Maxime ne fera pas long feu. Œdème aigu du poumon, c’est du moins ce qu’ils disent à Richard. En mettant Maxime en bière dans un caveau surmonté d’une dalle de marbre où est indiqué : Richard Hermantier (23 février 1902 - 18 juillet 1948), Hubert et Christiane préparent le terrain. Richard est déjà mort pour l’état civil !
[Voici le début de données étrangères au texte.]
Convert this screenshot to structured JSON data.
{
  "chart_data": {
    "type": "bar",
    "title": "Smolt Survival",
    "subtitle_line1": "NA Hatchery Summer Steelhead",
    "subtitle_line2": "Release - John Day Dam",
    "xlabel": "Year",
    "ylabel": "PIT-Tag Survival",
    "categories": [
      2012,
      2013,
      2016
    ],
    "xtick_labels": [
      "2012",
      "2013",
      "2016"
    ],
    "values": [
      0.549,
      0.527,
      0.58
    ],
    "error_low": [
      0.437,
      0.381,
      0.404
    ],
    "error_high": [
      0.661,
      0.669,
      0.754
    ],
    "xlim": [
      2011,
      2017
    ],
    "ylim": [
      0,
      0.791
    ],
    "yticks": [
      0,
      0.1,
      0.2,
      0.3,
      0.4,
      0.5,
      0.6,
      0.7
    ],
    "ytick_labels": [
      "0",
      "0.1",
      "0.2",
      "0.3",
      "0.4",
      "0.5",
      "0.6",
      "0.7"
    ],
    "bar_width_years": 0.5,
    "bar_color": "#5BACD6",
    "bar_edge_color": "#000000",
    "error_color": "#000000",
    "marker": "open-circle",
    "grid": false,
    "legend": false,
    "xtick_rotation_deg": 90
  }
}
Et une radio qui annonce de la pluie

Alors qu’il fait un temps superbe ! « Il a le temps de songer que la météo, s’est, une fois de plus, fichue dedans. » Pas du tout, c’est tout simplement que Richard est bien plus au sud qu’il ne le pense et bien moins à l’ouest !

Et une tombe maquillée

Avec ses doigts, Richard a pu lire l’inscription figurant sur la tombe de son frère Maxime... Sa date de naissance, la date de sa mort ! De quoi être troublé ! « Fallait-il maquiller la tombe ? cria Hermantier. » Oui, c’est pour son bien répond Christiane, qui explique que le mieux pour lui est de faire le mort, de disparaître de la vie publique !
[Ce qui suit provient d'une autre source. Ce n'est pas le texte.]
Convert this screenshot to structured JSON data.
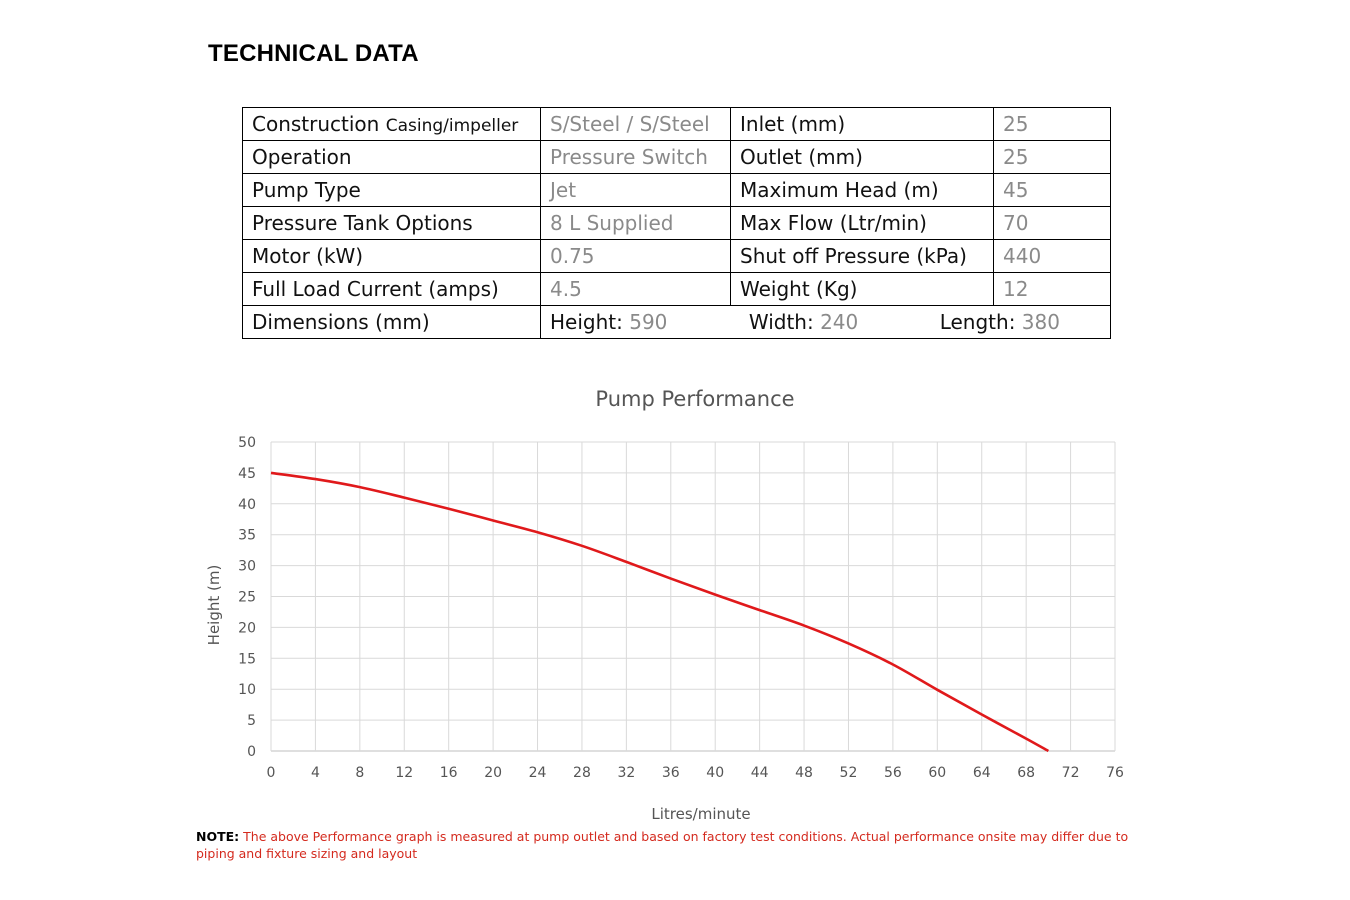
{
  "heading": "TECHNICAL DATA",
  "specs": {
    "rows": [
      {
        "label": "Construction",
        "label_small": "Casing/impeller",
        "value": "S/Steel / S/Steel",
        "label2": "Inlet (mm)",
        "value2": "25"
      },
      {
        "label": "Operation",
        "value": "Pressure Switch",
        "label2": "Outlet (mm)",
        "value2": "25"
      },
      {
        "label": "Pump Type",
        "value": "Jet",
        "label2": "Maximum Head (m)",
        "value2": "45"
      },
      {
        "label": "Pressure Tank Options",
        "value": "8 L Supplied",
        "label2": "Max Flow (Ltr/min)",
        "value2": "70"
      },
      {
        "label": "Motor  (kW)",
        "value": "0.75",
        "label2": "Shut off Pressure (kPa)",
        "value2": "440"
      },
      {
        "label": "Full Load Current (amps)",
        "value": "4.5",
        "label2": "Weight (Kg)",
        "value2": "12"
      }
    ],
    "dimensions": {
      "label": "Dimensions (mm)",
      "height_label": "Height:",
      "height": "590",
      "width_label": "Width:",
      "width": "240",
      "length_label": "Length:",
      "length": "380"
    }
  },
  "chart_data": {
    "type": "line",
    "title": "Pump Performance",
    "xlabel": "Litres/minute",
    "ylabel": "Height (m)",
    "xlim": [
      0,
      76
    ],
    "ylim": [
      0,
      50
    ],
    "xticks": [
      0,
      4,
      8,
      12,
      16,
      20,
      24,
      28,
      32,
      36,
      40,
      44,
      48,
      52,
      56,
      60,
      64,
      68,
      72,
      76
    ],
    "yticks": [
      0,
      5,
      10,
      15,
      20,
      25,
      30,
      35,
      40,
      45,
      50
    ],
    "grid": true,
    "series": [
      {
        "color": "#e0191b",
        "points": [
          [
            0,
            45
          ],
          [
            4,
            44
          ],
          [
            8,
            42.7
          ],
          [
            12,
            41
          ],
          [
            16,
            39.2
          ],
          [
            20,
            37.3
          ],
          [
            24,
            35.4
          ],
          [
            28,
            33.2
          ],
          [
            32,
            30.6
          ],
          [
            36,
            27.9
          ],
          [
            40,
            25.3
          ],
          [
            44,
            22.8
          ],
          [
            48,
            20.3
          ],
          [
            52,
            17.4
          ],
          [
            56,
            14
          ],
          [
            60,
            9.9
          ],
          [
            64,
            5.9
          ],
          [
            68,
            2
          ],
          [
            70,
            0
          ]
        ]
      }
    ]
  },
  "note": {
    "prefix": "NOTE:",
    "text": " The above Performance graph is measured at pump outlet and based on factory test conditions. Actual performance onsite may differ due to piping and fixture sizing and layout"
  }
}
Les visages de l’ombre, en bref

Devant tant de mystères (des prises qui changent de place, un pêcher qui s’évapore, une tombe à son nom…), Richard n’a plus qu’une issue… la fuite. Sortir ! Pour aller où ? Au village voisin, demander de l’aide ! Oui, mais le village voisin a eu l’air de se déplacer. Il est beaucoup plus loin que prévu… Normal, puisque Richard n’est pas en France, en Charente-Maritime, mais dans une station balnéaire italienne qui lui est inconnue ! Et voilà notre Richard qui atterrit dans une clinique… où tout le monde parle italien (plutôt logique, puisque l’on est en Italie) ! Et voilà Christiane qui vient récupérer le paquet encombrant ! Désormais, Richard n’a plus rien à attendre de l’avenir…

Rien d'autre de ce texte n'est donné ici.